I’m completely exasperated that our 1950’s house, with cavity walls, double glazing, 200mm of attic insulation has got a G rating. That’s the lowest you can get. I have no quibbles with the assessors .. they were meticulous. It’s just that if you live in a draughty barn with a tin roof there would be no incentive to upgrade your insulation or windows if you were using the rating system as your benchmark. What are the DOE at?

Have any others had similar experiences?



I was thinking about this today. It may prove helpful to use the analogy of the food industry in thinking about this. While you did receive a poor rating for sure, things may not be as bad as you think. There will be a lot of people out there for a long time to come who will opt to buy your house or not, based on a whole range of other criteria besides energy rating. Anyhow, as time moves on, retrofitting of dwellings to improve their rating will become an established industry like any other.

But getting back to my food industry analogy. Say, you are designing a new house. You know that if your new designed house gets a ‘D’ rating (provisional) it is not up to standard. In other words, the built realisation of your design should not be put on to the housing market.
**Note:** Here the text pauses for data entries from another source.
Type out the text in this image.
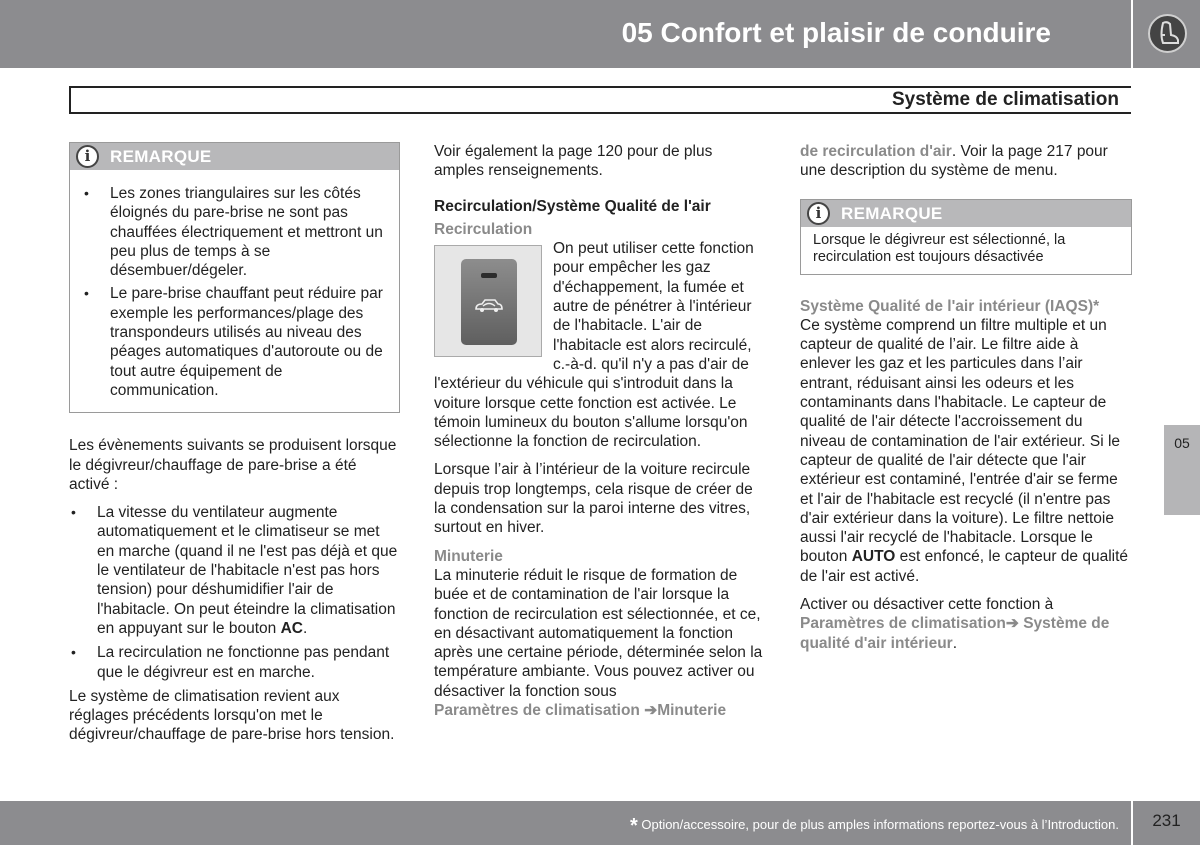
05 Confort et plaisir de conduire
Système de climatisation
05
i	REMARQUE
• Les zones triangulaires sur les côtés éloignés du pare-brise ne sont pas chauffées électriquement et mettront un peu plus de temps à se désembuer/dégeler.
• Le pare-brise chauffant peut réduire par exemple les performances/plage des transpondeurs utilisés au niveau des péages automatiques d'autoroute ou de tout autre équipement de communication.

Les évènements suivants se produisent lorsque le dégivreur/chauffage de pare-brise a été activé :

• La vitesse du ventilateur augmente automatiquement et le climatiseur se met en marche (quand il ne l'est pas déjà et que le ventilateur de l'habitacle n'est pas hors tension) pour déshumidifier l'air de l'habitacle. On peut éteindre la climatisation en appuyant sur le bouton AC.
• La recirculation ne fonctionne pas pendant que le dégivreur est en marche.

Le système de climatisation revient aux réglages précédents lorsqu'on met le dégivreur/chauffage de pare-brise hors tension.

Voir également la page 120 pour de plus amples renseignements.

Recirculation/Système Qualité de l'air
Recirculation

On peut utiliser cette fonction pour empêcher les gaz d'échappement, la fumée et autre de pénétrer à l'intérieur de l'habitacle. L'air de l'habitacle est alors recirculé, c.-à-d. qu'il n'y a pas d'air de l'extérieur du véhicule qui s'introduit dans la voiture lorsque cette fonction est activée. Le témoin lumineux du bouton s'allume lorsqu'on sélectionne la fonction de recirculation.

Lorsque l’air à l’intérieur de la voiture recircule depuis trop longtemps, cela risque de créer de la condensation sur la paroi interne des vitres, surtout en hiver.

Minuterie

La minuterie réduit le risque de formation de buée et de contamination de l'air lorsque la fonction de recirculation est sélectionnée, et ce, en désactivant automatiquement la fonction après une certaine période, déterminée selon la température ambiante. Vous pouvez activer ou désactiver la fonction sous

Paramètres de climatisation ➔Minuterie

de recirculation d'air. Voir la page 217 pour une description du système de menu.

i	REMARQUE
Lorsque le dégivreur est sélectionné, la recirculation est toujours désactivée
Système Qualité de l'air intérieur (IAQS)*

Ce système comprend un filtre multiple et un capteur de qualité de l’air. Le filtre aide à enlever les gaz et les particules dans l’air entrant, réduisant ainsi les odeurs et les contaminants dans l'habitacle. Le capteur de qualité de l'air détecte l'accroissement du niveau de contamination de l'air extérieur. Si le capteur de qualité de l'air détecte que l'air extérieur est contaminé, l'entrée d'air se ferme et l'air de l'habitacle est recyclé (il n'entre pas d'air extérieur dans la voiture). Le filtre nettoie aussi l'air recyclé de l'habitacle. Lorsque le bouton AUTO est enfoncé, le capteur de qualité de l'air est activé.

Activer ou désactiver cette fonction à

Paramètres de climatisation➔ Système de qualité d'air intérieur.
* Option/accessoire, pour de plus amples informations reportez-vous à l’Introduction.	231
No more than infected meat produce should be put on super market shelves. As fuel prices rise, the unknown is much more worrying to people than the known. If people know that a house comes with an energy rating, even if it is a ‘G’ rating, they know they can opt to buy the house and invest in energy retro-fitting. I would imagine you chose the house you bought for a range of factors besides its energy performance. Those other factors will always remain intact and appeal to the future customer also.

But what would really destroy the price of house properties for everyoned across the board, is when the market worries it doesn’t know which is which. Then people who cannot afford the energy retrofit afterwards, do not know what to buy. When that happens, the whole lot of housing stock prices fall to the floor. Owing to the sheer uncertainty of the whole thing. So giving houses an energy rating, even a poor one, in other words, helps to stabilise the market. It converts an unknown into a known. The energy rating is a form of indirect green taxation of course, which you pay at the point where you dispose of the property on the market.

You either upgrade the property yourself before you dispose of it, if you have the money available. Or you take the small hit when you sell it to someone else. In total, everyone is paying a small contribution towards the Kyoto protocol or whatever it is. Everyone lives in a house or apartment so everyone ends up contributing towards the taxation. But I think, it is a taxation with good aspects to it. Although people do not see it as such today. The fact the energy rating scheme is in place will help ensure that the overwhelming bulk of the value of your asset will remain intact for years to come. Buyers will be better informed and therefore more confident. There will always be a buyer out there, who will want to buy Ros’s house and add some value by doing the energy retrofit themselves.